Mais à nos yeux Black Cat Bones reste une entité en perpétuel mouvement, rien ne nous dit que dans quelques années nous n'allons pas nous mettre à éditer de la littérature ou des ouvrages d'art religieux contemporains. Nous ne nous sommes fixés aucune limite, nous répondons juste à nos envies et nos préoccupations du moment en espérant que notre travail touche quelqu'un en face. C'est pas très commercial comme démarche, mais nous n'avons aucune envie de finir étiquetés, même si nous souhaitons tout de même véhiculer une certaine image.
Deux mots sur l'exil mexicain et l'idée de travailler par internet ?
Nous sommes partis assez en colère de France. Un peu sur un coup de tête, après une période assez noire faite de chômage, de ras-le-bol et de déceptions diverses, pas d'ailleurs forcément liées à avec nos activités éditoriales. Nous avions l'impression que ce pays ne pouvait plus répondre à aucune de nos attentes. Nous vivions une vie sans aucune réelle perspective d'avenir, autant du point de vue personnel que professionnel. En France tout semble figé. Je vis depuis tout gamin avec l'impression que le pays a arrêté d'évoluer au milieu des années 70. Étrangement, il a fallu partir dans un pays du tiers-monde pour retrouver l'envie et la liberté de faire ce que nous avions en tête. Nous avions besoin d'air, de soleil et de nouvelles opportunités. Six mois après notre arrivée, le projet de café était déjà sur pieds.10 mois plus tard, le lieu était ouvert. Je n'ose même pas imaginer les galères financières et administratives que nous aurions du traverser si nous avions voulu créer la même chose en France. Au Mexique il règne une joyeuse anarchie à moitié structurée qui permet une grande créativité, une ambiance invitant à la spontanéité. Ici nous avons perdus la sécurité sociale mais nous avons redécouvert la joie de vivre et le plaisir de créer sans entraves. Moins d'état, plus d'initiatives individuelles. En gros, nous avons découvert que le libéralisme avait ses bons côtés.
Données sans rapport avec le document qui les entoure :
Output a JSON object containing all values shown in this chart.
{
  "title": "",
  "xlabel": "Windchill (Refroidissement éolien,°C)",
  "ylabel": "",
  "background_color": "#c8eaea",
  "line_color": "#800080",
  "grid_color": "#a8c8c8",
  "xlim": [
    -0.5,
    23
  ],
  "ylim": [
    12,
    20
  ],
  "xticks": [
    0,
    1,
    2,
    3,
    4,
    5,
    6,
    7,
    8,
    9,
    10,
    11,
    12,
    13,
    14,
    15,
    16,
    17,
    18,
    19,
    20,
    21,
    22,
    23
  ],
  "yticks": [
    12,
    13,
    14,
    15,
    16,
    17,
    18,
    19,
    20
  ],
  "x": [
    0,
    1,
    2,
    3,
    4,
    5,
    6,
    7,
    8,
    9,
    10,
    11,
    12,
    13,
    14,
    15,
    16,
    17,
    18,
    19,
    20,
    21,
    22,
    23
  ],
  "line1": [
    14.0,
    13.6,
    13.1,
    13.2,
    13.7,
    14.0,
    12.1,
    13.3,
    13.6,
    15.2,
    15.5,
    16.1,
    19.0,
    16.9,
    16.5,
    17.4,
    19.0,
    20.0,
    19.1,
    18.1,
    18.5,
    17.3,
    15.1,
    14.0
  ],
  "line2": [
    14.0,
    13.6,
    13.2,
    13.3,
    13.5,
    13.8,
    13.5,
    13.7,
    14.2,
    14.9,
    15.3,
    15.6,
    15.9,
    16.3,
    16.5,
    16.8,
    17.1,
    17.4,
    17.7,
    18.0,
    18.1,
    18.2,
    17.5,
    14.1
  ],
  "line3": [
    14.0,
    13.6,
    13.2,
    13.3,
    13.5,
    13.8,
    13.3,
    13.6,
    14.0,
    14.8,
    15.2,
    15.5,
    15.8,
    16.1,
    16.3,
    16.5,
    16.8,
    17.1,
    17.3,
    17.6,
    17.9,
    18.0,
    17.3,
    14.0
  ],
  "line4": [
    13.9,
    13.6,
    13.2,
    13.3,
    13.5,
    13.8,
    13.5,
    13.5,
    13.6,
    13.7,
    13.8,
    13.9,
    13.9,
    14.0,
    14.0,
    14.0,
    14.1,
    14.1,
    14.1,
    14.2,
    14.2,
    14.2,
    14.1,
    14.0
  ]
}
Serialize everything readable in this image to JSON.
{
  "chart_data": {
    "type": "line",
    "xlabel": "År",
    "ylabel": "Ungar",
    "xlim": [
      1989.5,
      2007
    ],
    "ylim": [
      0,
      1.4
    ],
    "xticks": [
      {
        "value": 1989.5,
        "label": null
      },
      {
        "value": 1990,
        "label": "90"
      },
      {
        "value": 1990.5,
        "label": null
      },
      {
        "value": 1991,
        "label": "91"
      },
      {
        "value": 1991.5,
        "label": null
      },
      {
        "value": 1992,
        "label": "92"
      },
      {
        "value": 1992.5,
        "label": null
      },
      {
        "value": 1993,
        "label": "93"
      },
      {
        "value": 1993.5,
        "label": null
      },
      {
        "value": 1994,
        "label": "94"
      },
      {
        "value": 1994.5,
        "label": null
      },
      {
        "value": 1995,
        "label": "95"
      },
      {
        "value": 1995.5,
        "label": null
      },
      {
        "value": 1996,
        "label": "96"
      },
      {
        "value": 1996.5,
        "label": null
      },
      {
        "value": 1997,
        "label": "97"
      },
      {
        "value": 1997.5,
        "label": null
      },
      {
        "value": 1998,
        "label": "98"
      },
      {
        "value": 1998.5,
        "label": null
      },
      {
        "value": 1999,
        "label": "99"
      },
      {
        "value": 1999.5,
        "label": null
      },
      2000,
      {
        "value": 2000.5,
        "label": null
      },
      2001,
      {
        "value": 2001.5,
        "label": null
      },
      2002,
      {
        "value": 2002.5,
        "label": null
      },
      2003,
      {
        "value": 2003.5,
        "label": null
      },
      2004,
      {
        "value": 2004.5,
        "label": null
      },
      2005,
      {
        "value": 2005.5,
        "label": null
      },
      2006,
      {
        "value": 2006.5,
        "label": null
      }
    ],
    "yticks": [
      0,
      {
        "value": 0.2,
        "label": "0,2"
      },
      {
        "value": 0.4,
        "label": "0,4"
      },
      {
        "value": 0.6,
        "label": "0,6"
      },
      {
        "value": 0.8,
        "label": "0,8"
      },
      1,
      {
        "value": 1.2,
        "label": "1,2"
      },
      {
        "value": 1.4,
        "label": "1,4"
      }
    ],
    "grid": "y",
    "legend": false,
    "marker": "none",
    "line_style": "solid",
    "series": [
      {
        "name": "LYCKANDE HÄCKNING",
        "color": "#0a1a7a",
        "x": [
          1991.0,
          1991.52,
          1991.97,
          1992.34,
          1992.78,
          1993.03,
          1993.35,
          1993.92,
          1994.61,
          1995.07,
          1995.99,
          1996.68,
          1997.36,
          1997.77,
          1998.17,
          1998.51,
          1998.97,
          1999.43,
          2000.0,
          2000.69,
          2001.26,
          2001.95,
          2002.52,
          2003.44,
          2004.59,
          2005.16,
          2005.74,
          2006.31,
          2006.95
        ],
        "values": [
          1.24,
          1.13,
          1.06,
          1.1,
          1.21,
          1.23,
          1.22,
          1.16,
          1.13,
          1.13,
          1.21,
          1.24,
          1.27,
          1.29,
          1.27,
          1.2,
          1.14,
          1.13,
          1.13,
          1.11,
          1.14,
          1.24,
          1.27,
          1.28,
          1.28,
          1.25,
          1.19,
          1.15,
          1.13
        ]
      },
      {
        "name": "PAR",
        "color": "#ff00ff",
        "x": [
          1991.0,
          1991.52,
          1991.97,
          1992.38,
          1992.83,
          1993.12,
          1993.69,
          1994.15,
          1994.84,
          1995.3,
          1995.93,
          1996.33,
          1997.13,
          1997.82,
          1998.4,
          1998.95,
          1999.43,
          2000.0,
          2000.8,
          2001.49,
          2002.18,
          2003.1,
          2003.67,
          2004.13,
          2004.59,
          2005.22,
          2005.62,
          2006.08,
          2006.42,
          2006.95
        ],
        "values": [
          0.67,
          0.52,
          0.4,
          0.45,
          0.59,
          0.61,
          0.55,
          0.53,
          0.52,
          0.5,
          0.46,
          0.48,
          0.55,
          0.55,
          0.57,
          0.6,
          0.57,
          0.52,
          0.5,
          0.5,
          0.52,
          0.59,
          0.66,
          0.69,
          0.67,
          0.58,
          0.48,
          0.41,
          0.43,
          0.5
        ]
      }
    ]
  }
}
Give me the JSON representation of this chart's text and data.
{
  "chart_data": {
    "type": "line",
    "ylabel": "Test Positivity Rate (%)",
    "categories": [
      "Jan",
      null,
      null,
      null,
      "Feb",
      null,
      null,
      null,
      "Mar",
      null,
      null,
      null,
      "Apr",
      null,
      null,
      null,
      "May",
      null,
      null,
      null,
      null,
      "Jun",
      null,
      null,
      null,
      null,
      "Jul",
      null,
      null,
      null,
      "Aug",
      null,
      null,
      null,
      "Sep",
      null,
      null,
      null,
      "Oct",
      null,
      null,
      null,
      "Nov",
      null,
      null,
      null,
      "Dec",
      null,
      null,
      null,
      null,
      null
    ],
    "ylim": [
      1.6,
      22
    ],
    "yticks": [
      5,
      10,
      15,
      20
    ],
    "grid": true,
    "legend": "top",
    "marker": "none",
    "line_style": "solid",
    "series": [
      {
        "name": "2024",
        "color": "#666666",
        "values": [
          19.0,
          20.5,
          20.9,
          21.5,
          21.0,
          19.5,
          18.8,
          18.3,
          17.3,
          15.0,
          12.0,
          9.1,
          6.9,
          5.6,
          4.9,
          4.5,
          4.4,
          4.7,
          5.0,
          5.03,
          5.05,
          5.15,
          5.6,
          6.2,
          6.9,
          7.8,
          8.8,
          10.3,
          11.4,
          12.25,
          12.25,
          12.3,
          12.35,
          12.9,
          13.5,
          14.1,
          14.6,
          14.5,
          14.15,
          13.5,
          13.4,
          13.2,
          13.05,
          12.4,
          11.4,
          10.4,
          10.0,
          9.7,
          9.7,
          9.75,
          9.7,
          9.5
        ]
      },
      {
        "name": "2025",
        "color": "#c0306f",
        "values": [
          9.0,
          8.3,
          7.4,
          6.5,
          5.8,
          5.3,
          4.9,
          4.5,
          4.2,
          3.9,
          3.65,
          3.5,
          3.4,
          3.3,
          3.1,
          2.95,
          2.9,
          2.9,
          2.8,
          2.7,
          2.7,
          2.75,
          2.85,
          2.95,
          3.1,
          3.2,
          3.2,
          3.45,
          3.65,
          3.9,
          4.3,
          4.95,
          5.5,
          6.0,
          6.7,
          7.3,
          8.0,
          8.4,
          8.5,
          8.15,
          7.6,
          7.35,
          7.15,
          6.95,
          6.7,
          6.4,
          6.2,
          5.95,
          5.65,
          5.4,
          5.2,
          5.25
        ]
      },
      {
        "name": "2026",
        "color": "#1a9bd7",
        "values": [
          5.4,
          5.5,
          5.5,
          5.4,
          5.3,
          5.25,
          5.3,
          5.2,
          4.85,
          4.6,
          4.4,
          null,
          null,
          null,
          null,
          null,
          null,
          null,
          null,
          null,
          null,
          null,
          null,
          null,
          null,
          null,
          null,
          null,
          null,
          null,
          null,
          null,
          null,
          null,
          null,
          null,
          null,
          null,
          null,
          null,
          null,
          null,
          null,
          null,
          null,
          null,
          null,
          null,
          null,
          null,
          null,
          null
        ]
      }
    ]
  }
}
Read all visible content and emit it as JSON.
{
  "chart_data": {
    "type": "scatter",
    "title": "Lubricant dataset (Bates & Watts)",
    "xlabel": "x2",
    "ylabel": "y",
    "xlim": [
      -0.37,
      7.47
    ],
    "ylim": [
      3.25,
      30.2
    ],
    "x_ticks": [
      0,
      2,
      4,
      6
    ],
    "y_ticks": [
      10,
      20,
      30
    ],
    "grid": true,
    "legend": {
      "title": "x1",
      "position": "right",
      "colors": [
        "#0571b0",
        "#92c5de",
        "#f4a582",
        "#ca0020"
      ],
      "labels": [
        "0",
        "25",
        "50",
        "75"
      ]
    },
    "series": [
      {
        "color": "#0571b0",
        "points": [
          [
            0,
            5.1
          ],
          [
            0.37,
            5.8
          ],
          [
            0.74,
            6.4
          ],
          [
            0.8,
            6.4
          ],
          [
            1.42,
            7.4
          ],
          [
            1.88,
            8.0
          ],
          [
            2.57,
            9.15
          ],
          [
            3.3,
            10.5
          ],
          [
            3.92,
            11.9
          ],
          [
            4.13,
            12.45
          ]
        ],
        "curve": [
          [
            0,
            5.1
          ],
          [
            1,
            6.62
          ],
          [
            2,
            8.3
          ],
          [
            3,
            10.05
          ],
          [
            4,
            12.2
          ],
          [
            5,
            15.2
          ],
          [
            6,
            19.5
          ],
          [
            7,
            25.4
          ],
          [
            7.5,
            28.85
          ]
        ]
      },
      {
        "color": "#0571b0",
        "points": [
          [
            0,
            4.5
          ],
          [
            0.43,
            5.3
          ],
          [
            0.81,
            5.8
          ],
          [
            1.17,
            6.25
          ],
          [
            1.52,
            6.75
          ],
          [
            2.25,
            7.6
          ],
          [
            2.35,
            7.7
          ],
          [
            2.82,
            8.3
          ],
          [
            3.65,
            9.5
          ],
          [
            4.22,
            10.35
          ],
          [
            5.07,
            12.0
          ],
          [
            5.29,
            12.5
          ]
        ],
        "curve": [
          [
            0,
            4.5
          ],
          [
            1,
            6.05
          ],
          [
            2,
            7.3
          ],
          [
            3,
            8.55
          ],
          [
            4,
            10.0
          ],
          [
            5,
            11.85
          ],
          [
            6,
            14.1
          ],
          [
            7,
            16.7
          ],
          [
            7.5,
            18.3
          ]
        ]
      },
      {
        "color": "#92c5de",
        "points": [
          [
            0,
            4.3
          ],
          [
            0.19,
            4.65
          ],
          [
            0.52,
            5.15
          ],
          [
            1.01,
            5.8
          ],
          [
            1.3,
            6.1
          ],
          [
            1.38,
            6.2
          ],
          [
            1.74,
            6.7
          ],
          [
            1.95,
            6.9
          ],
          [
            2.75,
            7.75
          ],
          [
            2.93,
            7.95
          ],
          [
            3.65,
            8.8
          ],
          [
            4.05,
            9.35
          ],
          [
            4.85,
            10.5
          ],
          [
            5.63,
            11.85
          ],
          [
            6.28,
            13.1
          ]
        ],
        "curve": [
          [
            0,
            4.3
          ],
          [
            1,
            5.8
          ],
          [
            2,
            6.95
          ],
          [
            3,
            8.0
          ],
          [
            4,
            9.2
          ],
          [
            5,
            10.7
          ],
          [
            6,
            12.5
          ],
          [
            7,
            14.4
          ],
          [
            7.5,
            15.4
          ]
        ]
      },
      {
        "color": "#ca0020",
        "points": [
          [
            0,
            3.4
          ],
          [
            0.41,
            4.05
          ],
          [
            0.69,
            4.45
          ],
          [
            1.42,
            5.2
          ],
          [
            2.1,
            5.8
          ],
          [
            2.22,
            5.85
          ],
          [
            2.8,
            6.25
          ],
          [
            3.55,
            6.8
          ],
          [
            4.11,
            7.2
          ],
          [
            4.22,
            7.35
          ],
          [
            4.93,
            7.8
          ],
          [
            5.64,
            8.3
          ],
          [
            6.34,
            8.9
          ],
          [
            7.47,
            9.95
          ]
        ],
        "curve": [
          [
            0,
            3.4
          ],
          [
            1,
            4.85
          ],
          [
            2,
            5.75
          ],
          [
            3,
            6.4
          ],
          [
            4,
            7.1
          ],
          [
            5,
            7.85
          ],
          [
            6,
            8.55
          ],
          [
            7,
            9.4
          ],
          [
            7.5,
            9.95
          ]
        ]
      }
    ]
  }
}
Quant à notre utilisation d'internet, il me semble que n'importe quel éditeur un tant soit peu à la page en fait la même. Nous avons plusieurs sites, plusieurs blogs, un compte Facebook, une page Myspace, c'est pour nous le seul moyen de rester visible, non seulement vis à vis du monde de l'édition classique, distribué en magasin, mais aussi vis à vis des autres éditeurs qui en sont au même point que nous. L'apparition d'internet a permis la démocratisation de la vente par correspondance, nous profitons donc de cet appel d'air et cette manière de fonctionner nous convient plutôt bien.
Pourquoi "Twin Peaks", en particulier ?
J'ai découvert cette série en 1989, lors de sa première diffusion en france en deuxième partie de soirée sur la 5. J'avais 15 ans à l'époque, et j'ai littéralement été happé par l'objet, fasciné par les personnages, hypnotisé par le lieu, la mythologie développée. Twin Peaks est une date dans l'histoire de la télévision. Il y a eu un avant et un après Twin Peaks. Vingt ans plus tard on peux encore voir apparaitre ici et là des séries influencées par l'étrange ambiance de la série de Lynch/Frost (je pense à John From Cincinnati, par exemple).
Même dans l'œuvre de Lynch, il y a un avant et un après Twin Peaks. C'est une série qui me semble synthétiser pas mal d'éléments qu'on retrouve dans ses films, mais rallongés, distillés, sublimés. J'aime quasiment tout dans l'œuvre de Lynch mais il n'y a aucun de ses films vers lesquels je reviens avec autant de plaisir que vers Twin Peaks. Twin Peaks est une singularité dans l'œuvre singulière de Lynch.
Dirais-tu que cette série, peut-être plus encore que les autres films de Lynch, a inventé une sorte de nouvelle mythologie, ou de mythologie secondaire ?
C'est bien là la force des séries par rapport au cinéma, cette capacité à développer en profondeur des personnages centraux, des personnages secondaires, des lieux, des situations, des mystères. Créer un cadre, parvenir à travailler dedans tout en réussissant (ou pas) à renouveler les situations, à faire évoluer les personnages, jongler entre ce que j'appellerais "l'univers-chausson" (on regarde une série comme on chausse ses chaussons, pour retrouver chez soi un univers dans lequel on a ses marques) et le devenir potentiel de l'univers crée.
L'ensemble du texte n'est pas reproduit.